Cftr Protein is an important component in the neurobiology of neurodegenerative diseases. This page provides detailed information about its structure, function, and role in disease processes.
| CFTR Protein | |
|---|---|
| Protein Name | Cystic Fibrosis Transmembrane Conductance Regulator |
| Gene | CFTR |
| UniProt ID | P13569 |
| PDB ID | 6O2P, 7TQ2 |
| Molecular Weight | 168 kDa |
| Subcellular Localization | Plasma membrane, endoplasmic reticulum, golgi |
| Protein Family | ABC transporter family (subfamily C) |
CFTR is a 168 kDa member of the ATP-binding cassette (ABC) transporter family. Unlike typical ABC transporters that function as pumps, CFTR is an ion channel. It contains two membrane-spanning domains (MSD1, MSD2), two nucleotide-binding domains (NBD1, NBD2) with Walker A and B motifs, and a regulatory (R) domain. Channel opening requires both ATP binding to NBDs and phosphorylation of the R domain by protein kinase A (PKA).
Although primarily studied in epithelial cells, CFTR is also expressed in the brain, particularly in astrocytes and some neurons. Brain CFTR may regulate:
CFTR expression in brain may be upregulated under inflammatory conditions.

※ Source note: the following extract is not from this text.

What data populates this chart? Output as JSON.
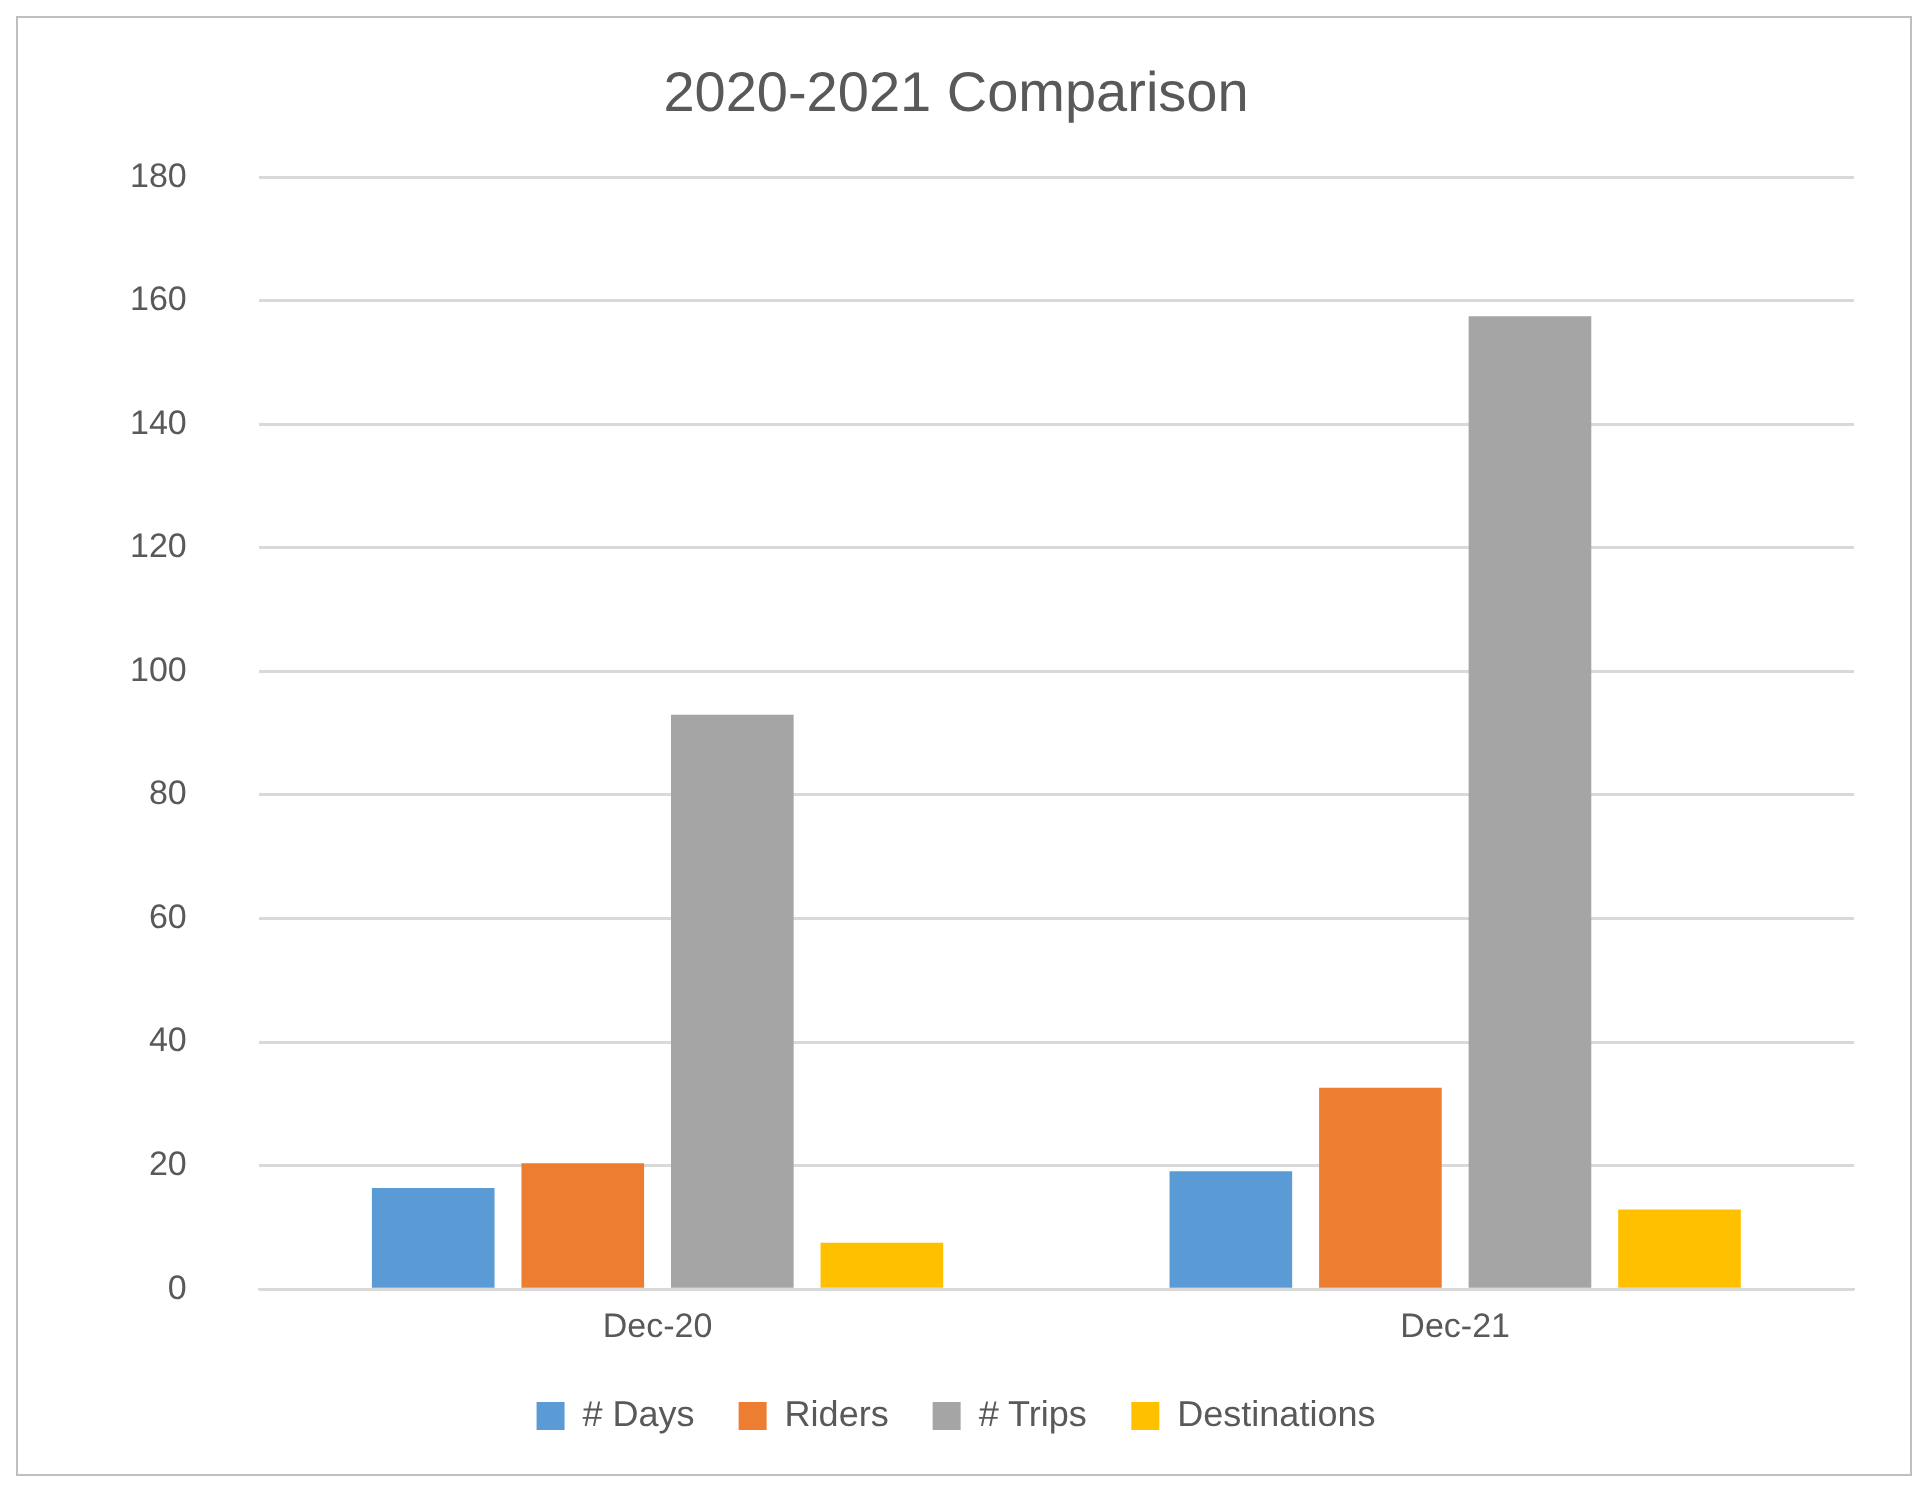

The study of Cftr Protein has evolved significantly over the past decades. Research in this area has revealed important insights into the underlying mechanisms of neurodegeneration and continues to drive therapeutic development.
Historical context and key discoveries in this field have shaped our current understanding and will continue to guide future research directions.
This section provides background information on the gene/protein and its role in the nervous system.
This overview section needs to be expanded with relevant scientific information from peer-reviewed sources.